There's something about American sportswriting that I just love. Or perhaps there's simply enough distance that what sounds banal and often ridiculous when it's written here in New Zealand (witness the outpouring of adjective, cliche and nation-building around the Rugby World Cup) sounds mythical and meaningful when it comes from offshore. Perhaps I'm just buying in to the romanticism that this book seeks to unravel. But I don't care - I love it, I loved this book, and you should read it.

As there's a movie just about to come out starring Brad Pitt based on 'Moneyball', I probably don't need to go deep into exposition. To keep it as short as possible: Lewis spent a year bedded into the Oakland Athletics, studying how general manager (and ex pro player) Billy Beane and a small number of his colleagues sought to ignore the folk wisdom that has traditionally governed how a baseball team is put together and instead assembled an assortment of unlikely, unfavoured and unheroic players on the basis of a bunch of carefully crunched statistics, and came out on top.
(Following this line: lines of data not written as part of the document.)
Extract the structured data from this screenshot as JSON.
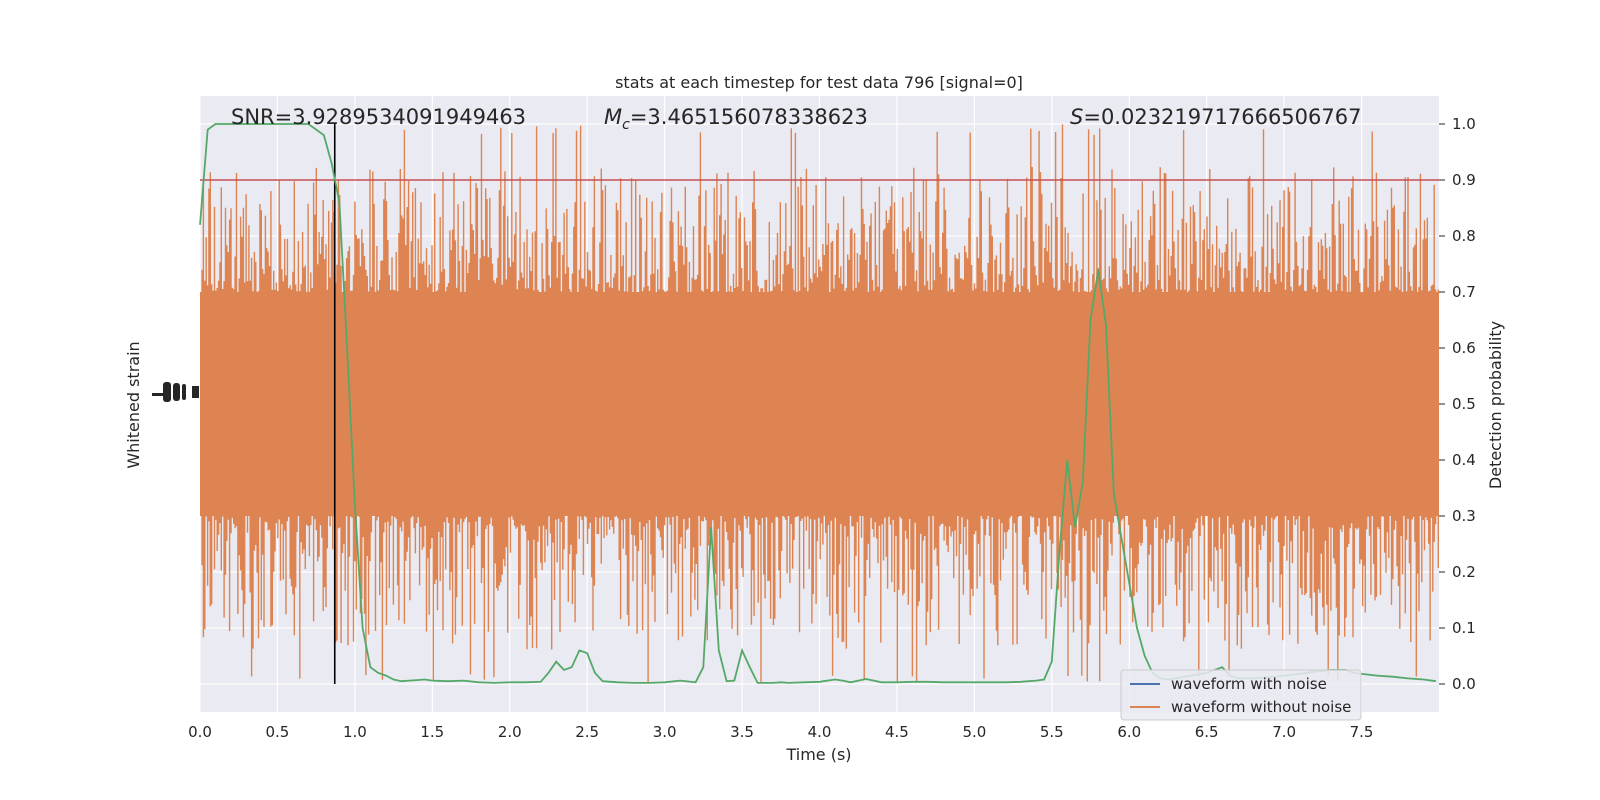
{
  "chart_data": {
    "type": "line",
    "title": "stats at each timestep for test data 796 [signal=0]",
    "xlabel": "Time (s)",
    "ylabel_left": "Whitened strain",
    "ylabel_right": "Detection probability",
    "xlim": [
      0,
      8
    ],
    "ylim_right": [
      -0.05,
      1.05
    ],
    "x_ticks": [
      "0.0",
      "0.5",
      "1.0",
      "1.5",
      "2.0",
      "2.5",
      "3.0",
      "3.5",
      "4.0",
      "4.5",
      "5.0",
      "5.5",
      "6.0",
      "6.5",
      "7.0",
      "7.5"
    ],
    "y_ticks_right": [
      "0.0",
      "0.1",
      "0.2",
      "0.3",
      "0.4",
      "0.5",
      "0.6",
      "0.7",
      "0.8",
      "0.9",
      "1.0"
    ],
    "grid": true,
    "legend_position": "bottom-right",
    "annotations": {
      "snr": "SNR=3.9289534091949463",
      "mc_symbol": "M",
      "mc_sub": "c",
      "mc_value": "=3.465156078338623",
      "s_symbol": "S",
      "s_value": "=0.023219717666506767"
    },
    "threshold": 0.9,
    "marker_time": 0.87,
    "series": [
      {
        "name": "waveform with noise",
        "color": "#4c72b0"
      },
      {
        "name": "waveform without noise",
        "color": "#dd8452"
      }
    ],
    "strain_band": {
      "core_low": 0.3,
      "core_high": 0.7,
      "spike_low_min": 0.0,
      "spike_high_max": 1.0
    },
    "detection_probability": {
      "color": "#55a868",
      "x": [
        0.0,
        0.05,
        0.1,
        0.15,
        0.2,
        0.3,
        0.4,
        0.5,
        0.6,
        0.7,
        0.75,
        0.8,
        0.85,
        0.9,
        0.95,
        1.0,
        1.05,
        1.1,
        1.15,
        1.2,
        1.25,
        1.3,
        1.35,
        1.4,
        1.45,
        1.5,
        1.6,
        1.7,
        1.8,
        1.9,
        2.0,
        2.1,
        2.2,
        2.25,
        2.3,
        2.35,
        2.4,
        2.45,
        2.5,
        2.55,
        2.6,
        2.7,
        2.8,
        2.9,
        3.0,
        3.1,
        3.2,
        3.25,
        3.3,
        3.35,
        3.4,
        3.45,
        3.5,
        3.55,
        3.6,
        3.65,
        3.7,
        3.75,
        3.8,
        3.9,
        4.0,
        4.1,
        4.15,
        4.2,
        4.3,
        4.35,
        4.4,
        4.5,
        4.6,
        4.7,
        4.8,
        4.9,
        5.0,
        5.1,
        5.2,
        5.3,
        5.4,
        5.45,
        5.5,
        5.55,
        5.6,
        5.65,
        5.7,
        5.75,
        5.8,
        5.85,
        5.9,
        5.95,
        6.0,
        6.05,
        6.1,
        6.15,
        6.2,
        6.25,
        6.3,
        6.4,
        6.5,
        6.6,
        6.65,
        6.7,
        6.8,
        6.9,
        7.0,
        7.1,
        7.2,
        7.3,
        7.4,
        7.45,
        7.5,
        7.6,
        7.7,
        7.8,
        7.9,
        7.98
      ],
      "y": [
        0.82,
        0.99,
        1.0,
        1.0,
        1.0,
        1.0,
        1.0,
        1.0,
        1.0,
        1.0,
        0.99,
        0.98,
        0.93,
        0.86,
        0.6,
        0.32,
        0.1,
        0.03,
        0.02,
        0.015,
        0.008,
        0.005,
        0.006,
        0.007,
        0.008,
        0.006,
        0.005,
        0.006,
        0.003,
        0.002,
        0.003,
        0.003,
        0.004,
        0.02,
        0.04,
        0.025,
        0.03,
        0.06,
        0.055,
        0.02,
        0.005,
        0.003,
        0.002,
        0.002,
        0.003,
        0.006,
        0.003,
        0.03,
        0.28,
        0.06,
        0.005,
        0.006,
        0.06,
        0.03,
        0.002,
        0.002,
        0.002,
        0.003,
        0.002,
        0.003,
        0.004,
        0.008,
        0.006,
        0.003,
        0.009,
        0.006,
        0.003,
        0.003,
        0.004,
        0.004,
        0.003,
        0.003,
        0.003,
        0.003,
        0.003,
        0.004,
        0.006,
        0.008,
        0.04,
        0.24,
        0.4,
        0.28,
        0.36,
        0.65,
        0.74,
        0.64,
        0.34,
        0.26,
        0.18,
        0.1,
        0.05,
        0.02,
        0.01,
        0.008,
        0.01,
        0.015,
        0.02,
        0.03,
        0.015,
        0.01,
        0.01,
        0.012,
        0.015,
        0.018,
        0.022,
        0.025,
        0.025,
        0.02,
        0.018,
        0.015,
        0.013,
        0.01,
        0.008,
        0.005
      ]
    }
  }
}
I might be one of the few people who expected more data and less sport from 'Moneyball'. Even though I know barely anything about baseball (a couple of seasons of softball as a kid is the sum total of my knowledge) I was able to skate past the unintelligible passages, and soak in the sections that made sense.

And soak in them you certainly can. Lewis has a hardbitten, salty, yet occasionally love-struck way of writing that makes this book the unexpected delight it is (my single favourite sentence: 'When it suited his purposes Billy Beane could throw the best pity party this side of the Last Supper.' The chapters dedicated to analysing single players - a batter with the best record of laying off the first pitch in the league, a pitcher with an amazing way of keeping runs down, but who looks all wrong - are beautiful character studies. And the overall story of Billy Beane, the guy who seemed to have it all going for him but couldn't make it, and who came back to rewrite the way teams were put together so guys like him were no longer the guys you wanted, is told with clear-eyed affection. Even if you have no interest in baseball, this is a remarkable book about the tenacity required to do something dramatically different.


I share my reviews on Goodreads (fair warning, I'm prepping to review a book about New Zealand YA writing, so there's going to be a lot in that vein coming up, starting with Elizabeth Knox's Dreamhunter and Dreamquake.